By Kevin DiGregorio
Surely you know all about Polly and how that bird wanted a cracker—a saltine cracker, in fact. Perhaps you also know that everybody else—well, it certainly seems like everybody else—also wants a cracker.
Instead of a saltine, everybody else is after an ethane cracker—or two or three—and the $1 to $3 billion investment each will bring, along with several thousand construction jobs, several hundred permanent jobs and other chemical-related, add-on investments and jobs. It’s a big deal for economic development in West Virginia. That’s why the Chemical Alliance Zone (CAZ), along with the Charleston Area Alliance, the Regional Economic Development Partnership, West Virginia Oil and Natural Gas Association, West Virginia Manufacturers Association, West Virginia Development Office, Bayer Corporation and others are working diligently to attract a cracker or two to the state. Of course, as the Polly comparison suggests, we are not alone. Other states, especially Ohio and Pennsylvania, want a cracker as well.
All three states sit squarely over what could be some of the largest natural gas reserves in the world, especially the Marcellus and Utica shales. Moreover, sizeable parts of those formations contain large amounts of ethane, and ethane is one of the basic building blocks for the chemical industry, thus the reason everybody wants a cracker.
A cracker is a chemical facility that “cracks” or converts ethane to ethylene. The ethane molecule is literally split into two, or cracked, allowing it to then reform into ethylene, the largest-volume petrochemical produced in the world. Once made, ethylene is converted to a host of chemicals that end up in everyday products such as clothing, detergents, cleaners, antifreeze, brake fluids, paints, adhesives, flooring and siding. One of the largest-volume chemicals made from ethylene is polyethylene, the most widely used plastic in the world. It ends up in garbage bags, plastic films, packaging, containers, bottles and other plastic products.
In fact, probably 40 to 60 percent of all the world’s chemicals come from ethylene. That means it takes many manufacturing facilities to produce those chemicals, not just a cracker. After ethylene is made in a cracker, other facilities convert that ethylene into polyethylene and a host of other chemicals. Those chemicals are then eventually formulated in other production facilities into end products like bottles and trash bags. Of course, that provides an opportunity for even more investments and jobs.

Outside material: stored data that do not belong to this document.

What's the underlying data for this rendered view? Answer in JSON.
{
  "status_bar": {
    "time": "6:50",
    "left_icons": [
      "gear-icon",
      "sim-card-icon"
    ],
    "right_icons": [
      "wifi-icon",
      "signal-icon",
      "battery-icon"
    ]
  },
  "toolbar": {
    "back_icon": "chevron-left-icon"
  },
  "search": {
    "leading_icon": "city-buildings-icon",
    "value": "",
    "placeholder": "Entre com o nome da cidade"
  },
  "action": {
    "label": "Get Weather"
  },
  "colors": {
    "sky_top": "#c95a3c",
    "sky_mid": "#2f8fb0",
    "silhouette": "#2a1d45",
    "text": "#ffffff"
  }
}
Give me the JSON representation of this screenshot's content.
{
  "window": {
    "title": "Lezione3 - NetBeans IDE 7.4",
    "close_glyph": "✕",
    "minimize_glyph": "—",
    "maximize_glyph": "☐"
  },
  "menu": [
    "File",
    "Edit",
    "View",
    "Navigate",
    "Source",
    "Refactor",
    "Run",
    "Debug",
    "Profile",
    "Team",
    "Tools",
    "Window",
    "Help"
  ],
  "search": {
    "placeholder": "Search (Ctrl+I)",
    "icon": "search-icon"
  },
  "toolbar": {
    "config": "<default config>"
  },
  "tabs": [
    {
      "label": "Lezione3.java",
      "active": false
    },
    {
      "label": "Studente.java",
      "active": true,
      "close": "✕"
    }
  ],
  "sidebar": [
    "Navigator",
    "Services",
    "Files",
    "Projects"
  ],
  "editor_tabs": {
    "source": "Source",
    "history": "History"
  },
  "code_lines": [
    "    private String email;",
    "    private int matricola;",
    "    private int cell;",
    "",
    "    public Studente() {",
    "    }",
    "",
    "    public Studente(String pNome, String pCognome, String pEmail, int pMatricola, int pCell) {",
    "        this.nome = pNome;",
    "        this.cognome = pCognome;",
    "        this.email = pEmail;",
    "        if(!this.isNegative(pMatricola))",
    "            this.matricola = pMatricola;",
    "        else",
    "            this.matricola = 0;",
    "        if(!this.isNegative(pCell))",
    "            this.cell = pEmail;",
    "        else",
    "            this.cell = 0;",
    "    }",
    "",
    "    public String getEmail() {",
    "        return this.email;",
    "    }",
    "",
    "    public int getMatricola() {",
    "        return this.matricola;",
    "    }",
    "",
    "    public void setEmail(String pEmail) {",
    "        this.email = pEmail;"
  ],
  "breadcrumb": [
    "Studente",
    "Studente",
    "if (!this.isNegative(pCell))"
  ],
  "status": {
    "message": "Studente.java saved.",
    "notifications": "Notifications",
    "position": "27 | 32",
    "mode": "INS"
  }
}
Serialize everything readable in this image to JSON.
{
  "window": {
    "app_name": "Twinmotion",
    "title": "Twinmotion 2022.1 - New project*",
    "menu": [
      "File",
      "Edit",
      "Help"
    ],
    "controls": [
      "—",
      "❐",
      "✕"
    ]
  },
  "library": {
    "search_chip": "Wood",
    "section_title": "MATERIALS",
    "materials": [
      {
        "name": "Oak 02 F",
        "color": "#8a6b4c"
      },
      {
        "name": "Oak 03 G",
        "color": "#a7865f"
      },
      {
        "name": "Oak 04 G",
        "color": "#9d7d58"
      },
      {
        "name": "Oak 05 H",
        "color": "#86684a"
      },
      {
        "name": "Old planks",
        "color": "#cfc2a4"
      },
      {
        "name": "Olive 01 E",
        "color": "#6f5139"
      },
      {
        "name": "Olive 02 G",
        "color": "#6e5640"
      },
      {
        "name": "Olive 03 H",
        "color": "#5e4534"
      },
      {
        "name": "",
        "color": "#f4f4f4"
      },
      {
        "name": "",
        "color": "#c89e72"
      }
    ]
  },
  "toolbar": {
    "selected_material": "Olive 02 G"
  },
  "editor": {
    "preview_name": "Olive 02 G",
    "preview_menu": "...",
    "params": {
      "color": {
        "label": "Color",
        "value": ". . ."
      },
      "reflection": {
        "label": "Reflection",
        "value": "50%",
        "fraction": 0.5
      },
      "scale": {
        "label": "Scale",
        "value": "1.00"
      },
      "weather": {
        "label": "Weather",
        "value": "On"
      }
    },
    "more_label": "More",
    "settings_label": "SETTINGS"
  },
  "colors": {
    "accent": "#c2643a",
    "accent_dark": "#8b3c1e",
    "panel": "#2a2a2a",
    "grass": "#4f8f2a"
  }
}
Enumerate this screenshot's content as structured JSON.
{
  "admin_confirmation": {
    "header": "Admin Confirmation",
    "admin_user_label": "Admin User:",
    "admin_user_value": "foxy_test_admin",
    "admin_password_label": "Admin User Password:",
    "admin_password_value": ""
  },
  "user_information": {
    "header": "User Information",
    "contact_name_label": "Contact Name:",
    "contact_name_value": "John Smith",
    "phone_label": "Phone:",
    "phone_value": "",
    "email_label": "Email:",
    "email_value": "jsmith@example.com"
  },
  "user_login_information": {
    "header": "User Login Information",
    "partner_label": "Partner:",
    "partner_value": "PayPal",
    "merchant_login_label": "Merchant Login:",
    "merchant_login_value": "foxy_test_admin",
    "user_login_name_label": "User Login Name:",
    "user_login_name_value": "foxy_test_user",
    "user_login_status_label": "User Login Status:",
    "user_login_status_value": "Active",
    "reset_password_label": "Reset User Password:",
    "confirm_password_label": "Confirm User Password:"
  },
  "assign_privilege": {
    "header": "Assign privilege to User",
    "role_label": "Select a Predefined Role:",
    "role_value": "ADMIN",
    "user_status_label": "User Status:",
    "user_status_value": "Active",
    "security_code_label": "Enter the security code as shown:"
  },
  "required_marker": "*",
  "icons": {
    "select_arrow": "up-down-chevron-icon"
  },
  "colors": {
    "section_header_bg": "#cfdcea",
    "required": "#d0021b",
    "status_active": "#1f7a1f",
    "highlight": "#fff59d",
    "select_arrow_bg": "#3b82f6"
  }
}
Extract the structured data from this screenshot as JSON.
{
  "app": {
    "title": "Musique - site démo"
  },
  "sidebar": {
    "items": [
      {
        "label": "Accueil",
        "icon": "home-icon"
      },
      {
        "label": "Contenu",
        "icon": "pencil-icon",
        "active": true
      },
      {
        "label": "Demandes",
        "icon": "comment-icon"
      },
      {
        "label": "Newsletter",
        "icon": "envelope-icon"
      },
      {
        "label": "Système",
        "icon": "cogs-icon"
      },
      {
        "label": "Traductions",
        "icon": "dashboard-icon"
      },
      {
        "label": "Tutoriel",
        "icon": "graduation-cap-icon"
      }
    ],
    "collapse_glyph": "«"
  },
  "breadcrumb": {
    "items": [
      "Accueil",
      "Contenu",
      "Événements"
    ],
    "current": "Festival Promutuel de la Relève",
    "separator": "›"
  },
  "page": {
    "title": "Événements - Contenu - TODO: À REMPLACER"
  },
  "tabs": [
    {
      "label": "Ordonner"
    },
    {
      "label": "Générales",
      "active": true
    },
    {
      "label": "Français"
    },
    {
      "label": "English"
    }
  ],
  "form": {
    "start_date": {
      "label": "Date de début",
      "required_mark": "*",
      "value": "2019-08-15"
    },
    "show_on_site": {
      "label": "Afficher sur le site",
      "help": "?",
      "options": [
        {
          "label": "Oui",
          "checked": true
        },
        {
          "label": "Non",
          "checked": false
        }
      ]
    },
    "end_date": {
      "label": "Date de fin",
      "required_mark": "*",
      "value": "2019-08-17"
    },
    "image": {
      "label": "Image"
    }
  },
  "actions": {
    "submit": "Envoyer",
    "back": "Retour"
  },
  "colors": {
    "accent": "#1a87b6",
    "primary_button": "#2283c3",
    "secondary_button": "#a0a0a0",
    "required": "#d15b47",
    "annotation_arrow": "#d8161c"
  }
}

No wonder everybody wants a cracker.
In reality, this will likely be a regional play. As many as five or more states could gain jobs and investments from the positioning of one or more crackers in the region. West Virginia, Pennsylvania and Ohio, for example, could form a coalition of some sort to develop and garner the economic benefits of shale ethane in the region.
In that vein, the Chemical Alliance Zone is interested in gaining a cracker anywhere in the State of West Virginia with no preference in location. The only locations in West Virginia that have been publicly announced as potential sites for a cracker—Bayer’s sites in New Martinsville and Institute—are both prime contenders for a cracker and other downstream facilities. If we are really successful, we will attract a cracker at each site. If not, both locations may very likely be winners anyway, as downstream investments and facilities may flow to those sites and possibly other facilities in West Virginia whether the cracker is situated in the same industrial park or not.
In fact, new pipelines from the Northern Panhandle to the Kanawha Valley would allow the flow of both ethane for crackers and ethylene for downstream chemical facilities. Pipelines already exist to transport chemicals from Institute to other facilities owned by Dow and DuPont in the Kanawha Valley. This pipeline system would extend the economic impact in West Virginia, at least, from more of a local to a regional play, creating a large, regional hub of chemical activity.
Of course, the economic impacts stretch nationally, not just regionally or locally. The American Chemistry Council recently released a study that analyzed the impact of a 25 percent increase in national ethane supply on the U.S. chemical industry. The study found that such an increase—realistic in their view—would generate 17,000 new, high-paying jobs in the chemical industry; 395,000 indirect jobs outside the chemical industry; $16.2 billion in capital investment by the chemical industry and $4.4 billion in additional annual tax revenue.
As great as that is for the nation, those investments and jobs will indeed happen locally and regionally. The fierce competition is on for a cracker, and the more we think regionally and less locally, at least within West Virginia, the more likely we will all come out winners.
And then, when Polly gets a cracker, all the birds will eat.